Common sense dictates that, indeed, these are the words and actions of a few. Yet it has such an impact. At least in the short-term, Ward's accomplishment has been overshadowed by the disgusting and hateful words of a few... and on the sport's biggest stage. I'm using the word "few" relatively, of course... judging from the content of this little collection of... well let's call it the latest members of the NHL Fan Racism All Star Team. [Note: This stuff will be hard to stomach for... well, pretty much anyone]

The people chronicled in the above link are actual Twitter users who went off the freakin' deep end, over the Ward goal.

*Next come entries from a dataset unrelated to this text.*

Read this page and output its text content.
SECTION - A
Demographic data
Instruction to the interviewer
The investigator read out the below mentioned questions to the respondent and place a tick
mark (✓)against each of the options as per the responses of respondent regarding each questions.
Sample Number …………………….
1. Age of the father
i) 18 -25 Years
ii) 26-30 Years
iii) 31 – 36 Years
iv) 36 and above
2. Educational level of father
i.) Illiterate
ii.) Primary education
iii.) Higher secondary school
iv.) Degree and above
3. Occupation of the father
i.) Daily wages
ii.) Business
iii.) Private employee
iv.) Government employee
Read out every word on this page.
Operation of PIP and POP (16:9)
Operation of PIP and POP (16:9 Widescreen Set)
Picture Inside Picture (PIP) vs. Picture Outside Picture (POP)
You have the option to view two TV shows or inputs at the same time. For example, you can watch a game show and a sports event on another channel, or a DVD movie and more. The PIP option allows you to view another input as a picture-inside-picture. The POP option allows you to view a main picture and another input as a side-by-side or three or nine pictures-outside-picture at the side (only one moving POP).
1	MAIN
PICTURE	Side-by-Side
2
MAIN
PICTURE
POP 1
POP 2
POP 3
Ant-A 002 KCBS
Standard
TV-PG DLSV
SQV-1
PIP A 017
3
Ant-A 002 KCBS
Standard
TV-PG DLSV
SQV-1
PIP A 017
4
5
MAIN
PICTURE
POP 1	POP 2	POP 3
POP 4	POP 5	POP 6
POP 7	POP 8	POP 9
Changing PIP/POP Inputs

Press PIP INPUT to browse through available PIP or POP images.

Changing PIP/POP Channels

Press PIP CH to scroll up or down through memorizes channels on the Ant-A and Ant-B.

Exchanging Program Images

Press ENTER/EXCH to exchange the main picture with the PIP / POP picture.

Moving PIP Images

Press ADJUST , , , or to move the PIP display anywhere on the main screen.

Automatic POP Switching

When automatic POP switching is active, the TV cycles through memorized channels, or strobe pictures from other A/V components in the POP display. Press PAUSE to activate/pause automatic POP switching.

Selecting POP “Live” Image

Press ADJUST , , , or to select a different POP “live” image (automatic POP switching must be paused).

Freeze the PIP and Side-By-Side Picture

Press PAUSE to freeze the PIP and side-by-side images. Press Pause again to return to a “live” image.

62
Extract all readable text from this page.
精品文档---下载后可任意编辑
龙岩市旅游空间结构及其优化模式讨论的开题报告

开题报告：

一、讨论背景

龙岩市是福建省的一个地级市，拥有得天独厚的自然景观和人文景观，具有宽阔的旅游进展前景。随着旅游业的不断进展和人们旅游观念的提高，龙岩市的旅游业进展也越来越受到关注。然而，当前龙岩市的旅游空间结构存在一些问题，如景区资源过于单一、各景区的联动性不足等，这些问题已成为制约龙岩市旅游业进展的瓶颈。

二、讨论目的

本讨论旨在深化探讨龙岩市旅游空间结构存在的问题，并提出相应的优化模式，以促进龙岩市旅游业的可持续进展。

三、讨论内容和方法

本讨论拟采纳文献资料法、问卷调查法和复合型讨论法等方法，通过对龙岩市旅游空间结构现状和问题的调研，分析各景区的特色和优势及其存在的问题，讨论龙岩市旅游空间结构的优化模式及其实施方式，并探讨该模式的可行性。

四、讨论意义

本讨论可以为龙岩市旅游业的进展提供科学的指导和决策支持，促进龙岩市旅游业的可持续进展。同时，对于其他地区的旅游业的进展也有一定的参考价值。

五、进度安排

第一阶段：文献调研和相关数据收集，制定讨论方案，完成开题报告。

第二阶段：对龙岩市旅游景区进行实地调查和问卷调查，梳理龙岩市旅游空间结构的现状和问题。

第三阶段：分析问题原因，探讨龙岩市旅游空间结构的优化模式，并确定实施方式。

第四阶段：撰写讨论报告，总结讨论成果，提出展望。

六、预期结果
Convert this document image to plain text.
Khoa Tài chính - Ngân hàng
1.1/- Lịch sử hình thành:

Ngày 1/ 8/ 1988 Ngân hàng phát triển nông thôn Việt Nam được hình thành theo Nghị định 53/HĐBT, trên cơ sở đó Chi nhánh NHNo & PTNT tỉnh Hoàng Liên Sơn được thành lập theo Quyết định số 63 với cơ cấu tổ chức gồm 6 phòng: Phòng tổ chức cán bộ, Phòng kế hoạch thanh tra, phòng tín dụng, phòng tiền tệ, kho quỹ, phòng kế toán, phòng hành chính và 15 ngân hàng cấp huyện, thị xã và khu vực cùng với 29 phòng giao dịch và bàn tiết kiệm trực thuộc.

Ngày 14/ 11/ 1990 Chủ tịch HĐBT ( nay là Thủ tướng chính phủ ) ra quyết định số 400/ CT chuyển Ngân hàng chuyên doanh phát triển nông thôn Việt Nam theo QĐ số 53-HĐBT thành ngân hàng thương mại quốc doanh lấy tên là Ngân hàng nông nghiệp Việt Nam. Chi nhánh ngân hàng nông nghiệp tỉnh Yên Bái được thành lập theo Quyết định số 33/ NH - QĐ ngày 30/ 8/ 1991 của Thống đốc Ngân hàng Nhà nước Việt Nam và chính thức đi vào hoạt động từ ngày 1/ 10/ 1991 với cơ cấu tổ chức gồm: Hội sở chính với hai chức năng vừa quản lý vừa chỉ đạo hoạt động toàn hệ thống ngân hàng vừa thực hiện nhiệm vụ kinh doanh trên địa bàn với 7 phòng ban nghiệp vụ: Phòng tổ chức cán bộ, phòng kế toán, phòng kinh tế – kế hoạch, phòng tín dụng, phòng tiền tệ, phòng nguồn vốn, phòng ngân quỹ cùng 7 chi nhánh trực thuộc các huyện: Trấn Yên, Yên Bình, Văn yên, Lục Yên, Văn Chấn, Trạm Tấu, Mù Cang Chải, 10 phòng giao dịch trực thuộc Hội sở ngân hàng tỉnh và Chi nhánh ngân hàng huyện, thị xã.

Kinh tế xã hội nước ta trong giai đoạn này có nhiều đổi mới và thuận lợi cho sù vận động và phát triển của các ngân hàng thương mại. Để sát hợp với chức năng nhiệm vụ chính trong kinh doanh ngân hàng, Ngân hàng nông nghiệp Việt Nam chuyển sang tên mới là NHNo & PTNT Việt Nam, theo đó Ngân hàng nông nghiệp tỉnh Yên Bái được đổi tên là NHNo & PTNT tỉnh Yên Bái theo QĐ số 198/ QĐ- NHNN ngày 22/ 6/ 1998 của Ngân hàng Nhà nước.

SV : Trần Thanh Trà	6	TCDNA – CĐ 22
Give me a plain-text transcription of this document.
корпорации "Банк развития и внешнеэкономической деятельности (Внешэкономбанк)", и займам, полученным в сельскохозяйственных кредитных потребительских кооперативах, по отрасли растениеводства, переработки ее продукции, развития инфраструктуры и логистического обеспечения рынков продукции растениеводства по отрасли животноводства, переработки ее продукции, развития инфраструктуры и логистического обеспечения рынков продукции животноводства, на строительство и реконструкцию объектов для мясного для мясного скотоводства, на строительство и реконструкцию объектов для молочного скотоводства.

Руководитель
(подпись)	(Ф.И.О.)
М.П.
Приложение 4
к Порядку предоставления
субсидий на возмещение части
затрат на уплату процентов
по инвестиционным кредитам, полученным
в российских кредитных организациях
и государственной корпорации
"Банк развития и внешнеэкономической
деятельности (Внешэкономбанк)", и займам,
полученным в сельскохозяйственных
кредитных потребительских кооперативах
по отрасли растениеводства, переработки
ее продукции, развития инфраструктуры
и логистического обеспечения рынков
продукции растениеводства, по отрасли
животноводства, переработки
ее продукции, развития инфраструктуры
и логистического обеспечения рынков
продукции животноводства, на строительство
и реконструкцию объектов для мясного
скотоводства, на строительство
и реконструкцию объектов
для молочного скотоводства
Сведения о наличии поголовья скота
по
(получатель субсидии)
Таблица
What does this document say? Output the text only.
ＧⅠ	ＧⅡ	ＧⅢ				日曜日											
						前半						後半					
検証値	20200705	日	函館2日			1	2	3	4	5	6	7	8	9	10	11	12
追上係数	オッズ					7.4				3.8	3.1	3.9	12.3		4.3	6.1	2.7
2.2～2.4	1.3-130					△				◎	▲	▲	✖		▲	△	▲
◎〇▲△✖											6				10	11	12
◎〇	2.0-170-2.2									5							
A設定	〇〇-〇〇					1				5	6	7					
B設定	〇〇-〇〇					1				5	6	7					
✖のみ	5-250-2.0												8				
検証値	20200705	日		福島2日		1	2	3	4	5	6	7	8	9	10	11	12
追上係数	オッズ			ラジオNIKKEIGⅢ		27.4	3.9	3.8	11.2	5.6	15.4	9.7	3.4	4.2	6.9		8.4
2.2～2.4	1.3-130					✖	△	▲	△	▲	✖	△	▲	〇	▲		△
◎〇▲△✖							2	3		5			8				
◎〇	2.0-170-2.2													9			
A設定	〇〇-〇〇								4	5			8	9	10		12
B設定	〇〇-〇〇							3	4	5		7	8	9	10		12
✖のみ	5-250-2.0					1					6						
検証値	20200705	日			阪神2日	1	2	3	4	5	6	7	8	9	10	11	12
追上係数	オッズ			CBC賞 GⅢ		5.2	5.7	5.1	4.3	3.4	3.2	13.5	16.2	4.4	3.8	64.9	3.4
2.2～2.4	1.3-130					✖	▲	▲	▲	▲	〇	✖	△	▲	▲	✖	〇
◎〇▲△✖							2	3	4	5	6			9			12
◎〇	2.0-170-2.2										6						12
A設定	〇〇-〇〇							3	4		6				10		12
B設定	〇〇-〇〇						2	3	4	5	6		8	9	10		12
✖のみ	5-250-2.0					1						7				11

Or at least they were actual Twitter users.

Hey, "im_THAT_dude28," where'd ya go?


"mastabates23"? Where are ya?


These two were among those who -- apparently in some moment of clarity -- realized that "Oh my God, what happens if someone I don't want to Google me, Googles me?" To be fair... maybe others on Twitter reported them as spammers (I doubt it, though).

I clicked on seven random users, and three of them "didn't exist" anymore. Well... except perhaps in the Library of Congress. The others... are still swaying in the social media breeze for all to see. Hope their parents don't read their streams.

Actually, I hope they do.

Because if they're willing -- even in the heat of the moment -- to say or do something so despicable, to stand up and be counted among the worst kind of people... well, they should be prepared to wear that.

Just like the fan who threw a banana at Wayne Simmonds during a preseason game this year. Or Kevin Weekes several years before during a Playoff game in Montreal, and other incidents over the years.

Does this represent a widespread problem with racism in the NHL? Well, if you're thinking in terms of per capita... then no.

But that's the problem with racism... it's the degree of all that hate and ignorance that makes such an impact. One incident is too many. There's already too much ignorance, stupidity and disrespect among the players on the ice, without having to see it come from a handful of fans.

And these relative few spewed racist rants... all because Joel Ward made one hell of a hockey play, and put in a rebound off his backhand.

Not because he's a Washington Capital.

Because he is black.

There's no room for this in sports. Or in life.